I was finishing the embroidery on a vest for Eugène when Mimi brought me an envelope. “It’s from your husband,” she said.
“A courier brought it?” It was unusual for a courier to come so early.
“A woman.” Mimi stared at the floor. “Madame Longpré.”
“Madame Laure Longpré?” Was she not in Martinico? “She came here?” I regarded the envelope in my hand. It smelled of iris powder. I broke the seal and slipped out the paper.
It was a letter—a letter from Monsieur de Beauharnais.
“What is it?” Mimi asked, perceiving my distress.
“Monsieur de Beauharnais has ordered me out of the house…into a convent. He claims—” I stopped. I could not say it. Alexandre claimed that Hortense was not his child.
“Allow me to fetch Madame!”
I did not protest. I felt myself weakening. Aunt Désirée came rushing into the room. She took the letter from me.
In it Monsieur de Beauharnais called me a vile creature. He accused me of having had numerous affairs as a girl. He claimed I’d lain with a man the night before I left to be betrothed to him, and with another in Saint-Pierre on the voyage to France. He claimed to have proof.
Aunt Désirée sank into the chair beside me. “Mon Dieu,” I heard her whisper.
I felt the world become heavy around me.
III
Madame
In which I am banished to a convent
October 29, 1783.
“The fee is six hundred livres a year for a room, eight hundred livres for board,” the Abbesse of the abbey de Penthémont informed us. She is a small woman of middle age, pretty in spite of a pocked face. She speaks with that particular cadence that identifies a member of the highest level of the noble class.
I nodded. I had expected it to be more. The convent of Penthémont was an elegant establishment for aristocratic ladies in distress. The Princess of Condé had been a boarder there.
The apartment that is available is parlour number three, on the second floor, overlooking a stone courtyard. The rooms, four in number, are not large, but sunny and simply furnished. Through two huge oak trees I could see the glittering dome of the Invalides.
Aunt Renaudin felt along the windowsill for dust.
“Satisfied, Madame?” the Abbesse inquired with a forgiving smile.
I move in at the end of November.
November 1.
“Why should you move out!” the Marquis stormed.
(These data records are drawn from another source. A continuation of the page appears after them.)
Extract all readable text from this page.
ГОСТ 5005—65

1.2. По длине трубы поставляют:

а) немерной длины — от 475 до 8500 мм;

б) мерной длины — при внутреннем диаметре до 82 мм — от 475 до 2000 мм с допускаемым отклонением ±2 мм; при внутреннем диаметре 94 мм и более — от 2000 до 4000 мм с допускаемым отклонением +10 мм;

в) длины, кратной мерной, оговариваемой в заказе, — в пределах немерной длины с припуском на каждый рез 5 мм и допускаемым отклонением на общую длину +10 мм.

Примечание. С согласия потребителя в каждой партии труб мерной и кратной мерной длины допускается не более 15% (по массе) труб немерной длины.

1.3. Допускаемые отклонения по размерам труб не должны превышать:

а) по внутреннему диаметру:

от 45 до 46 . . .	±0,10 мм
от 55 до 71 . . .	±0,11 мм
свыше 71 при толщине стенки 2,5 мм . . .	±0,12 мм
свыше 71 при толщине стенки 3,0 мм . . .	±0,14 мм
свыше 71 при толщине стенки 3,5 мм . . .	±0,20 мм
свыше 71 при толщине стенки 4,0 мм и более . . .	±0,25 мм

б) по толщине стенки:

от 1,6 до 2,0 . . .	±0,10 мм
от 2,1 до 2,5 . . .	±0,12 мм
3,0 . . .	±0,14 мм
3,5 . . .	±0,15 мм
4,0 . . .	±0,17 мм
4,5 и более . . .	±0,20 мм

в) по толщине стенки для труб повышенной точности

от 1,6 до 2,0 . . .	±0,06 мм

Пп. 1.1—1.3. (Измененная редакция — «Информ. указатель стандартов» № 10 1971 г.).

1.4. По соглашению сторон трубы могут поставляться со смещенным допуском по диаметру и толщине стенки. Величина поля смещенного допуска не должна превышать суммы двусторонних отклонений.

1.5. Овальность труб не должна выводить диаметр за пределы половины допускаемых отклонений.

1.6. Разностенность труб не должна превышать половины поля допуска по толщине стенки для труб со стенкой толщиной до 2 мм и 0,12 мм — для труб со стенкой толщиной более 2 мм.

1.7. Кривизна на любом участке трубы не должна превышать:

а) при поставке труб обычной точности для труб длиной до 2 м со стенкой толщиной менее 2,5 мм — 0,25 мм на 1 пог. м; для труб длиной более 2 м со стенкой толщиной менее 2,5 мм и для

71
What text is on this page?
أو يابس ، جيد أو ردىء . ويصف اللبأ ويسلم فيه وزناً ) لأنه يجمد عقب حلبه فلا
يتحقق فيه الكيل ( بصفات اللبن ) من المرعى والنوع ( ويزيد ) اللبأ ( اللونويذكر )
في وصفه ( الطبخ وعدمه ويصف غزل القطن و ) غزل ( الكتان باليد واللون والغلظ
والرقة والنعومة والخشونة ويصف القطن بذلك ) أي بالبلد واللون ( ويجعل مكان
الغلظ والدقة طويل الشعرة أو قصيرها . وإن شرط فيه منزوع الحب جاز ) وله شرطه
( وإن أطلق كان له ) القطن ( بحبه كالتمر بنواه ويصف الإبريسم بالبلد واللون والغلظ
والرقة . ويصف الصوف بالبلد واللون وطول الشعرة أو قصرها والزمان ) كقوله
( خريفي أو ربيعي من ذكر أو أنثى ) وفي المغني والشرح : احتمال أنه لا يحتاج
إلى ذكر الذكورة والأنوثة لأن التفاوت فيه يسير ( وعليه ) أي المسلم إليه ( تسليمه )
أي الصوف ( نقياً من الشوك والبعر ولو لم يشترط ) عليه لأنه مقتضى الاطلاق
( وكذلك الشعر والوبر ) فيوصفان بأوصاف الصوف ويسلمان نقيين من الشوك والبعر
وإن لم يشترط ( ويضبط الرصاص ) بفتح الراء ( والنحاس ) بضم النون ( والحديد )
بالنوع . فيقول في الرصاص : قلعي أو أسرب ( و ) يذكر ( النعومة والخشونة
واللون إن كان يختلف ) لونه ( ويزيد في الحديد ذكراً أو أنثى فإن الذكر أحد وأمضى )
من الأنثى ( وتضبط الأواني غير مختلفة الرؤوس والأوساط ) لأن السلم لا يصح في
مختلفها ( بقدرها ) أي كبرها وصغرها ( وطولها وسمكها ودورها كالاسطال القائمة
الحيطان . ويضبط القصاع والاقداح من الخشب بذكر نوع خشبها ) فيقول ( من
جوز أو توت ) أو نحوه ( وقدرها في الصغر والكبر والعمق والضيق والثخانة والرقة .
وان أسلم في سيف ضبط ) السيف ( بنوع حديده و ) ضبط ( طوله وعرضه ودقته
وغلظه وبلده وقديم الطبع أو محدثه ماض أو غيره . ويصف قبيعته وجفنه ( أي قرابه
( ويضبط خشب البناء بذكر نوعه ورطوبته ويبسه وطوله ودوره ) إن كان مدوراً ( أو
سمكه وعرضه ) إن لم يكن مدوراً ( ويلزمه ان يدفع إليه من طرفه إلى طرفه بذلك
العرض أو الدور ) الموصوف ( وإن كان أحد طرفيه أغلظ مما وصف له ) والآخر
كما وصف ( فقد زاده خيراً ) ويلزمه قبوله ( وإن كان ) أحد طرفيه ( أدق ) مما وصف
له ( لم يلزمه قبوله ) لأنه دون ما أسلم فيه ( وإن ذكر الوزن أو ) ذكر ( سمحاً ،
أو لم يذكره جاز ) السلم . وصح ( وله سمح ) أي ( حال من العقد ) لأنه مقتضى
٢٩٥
He can’t even look at me without sputtering. His son has disappointed him in the most grievous way. Since returning to Paris, Alexandre has refused to even speak to his family. As a result, the Marquis’s gout has flared.
I am touched by his loyalty, yet what can I do? By law I must do as Alexandre commands, in spite of the fact that he hasn’t contributed an écu toward my support since he abandoned me over a year ago, in spite of his dissolute behaviour, his attack on my honour.
Eugène burst into tears when I told him. He wants to stay with “Papa,” he wept, his beloved Marquis. How can I explain?
November 27.
We’ve moved, Mimi, Eugène and I. “I want to go home!” Eugene cried when I showed him his new bed.
December 1.
Yesterda
y morning I received an elegantly scribed invitation to dine with the Abbesse.
Her rooms are on the ground floor, directly below my own. We were joined by three other boarders—Vicomtesse de Douai (tall, elegant), Duchesse de Monge (witty, plump) and Madame de Crény (tiny, sweet). We enjoyed an elegant meal of fresh oysters, brochette de rognons, foie gras aux truffles and, last, a fondue, which was put on the table in a casserole with a chafing-dish and a spirit lamp. After we sat by the fire drinking les régals à gloire—a hot coffee and cognac drink that is popular now.
That evening there was a gathering in the apartment of Vicomtesse de Sotin. Monsieur Beaumarchais, the playwright, attended. After readings and song there were the usual discussions concerning the weather, theatre and politics. Then we got on to the more relaxing pursuits—gossip and games. (The Abbesse is unbeatable at trictrac, I discovered.) I feared the sound of our laughter would disturb our neighbours, but the Abbesse said I need not be concerned—that over the years they have had to become accustomed to it.
Life here is not at all what I expected.
Tuesday, December 2, 11:00 P.M.
This afternoon, taking in yet another one of my dresses (I’ve become thin), I informed Aunt Désirée that I intended to seek a legal separation.
Aunt Désirée looked concerned. “A separation, Rose? Have you any idea what that would entail—the social stigma that would attach to you and your children?”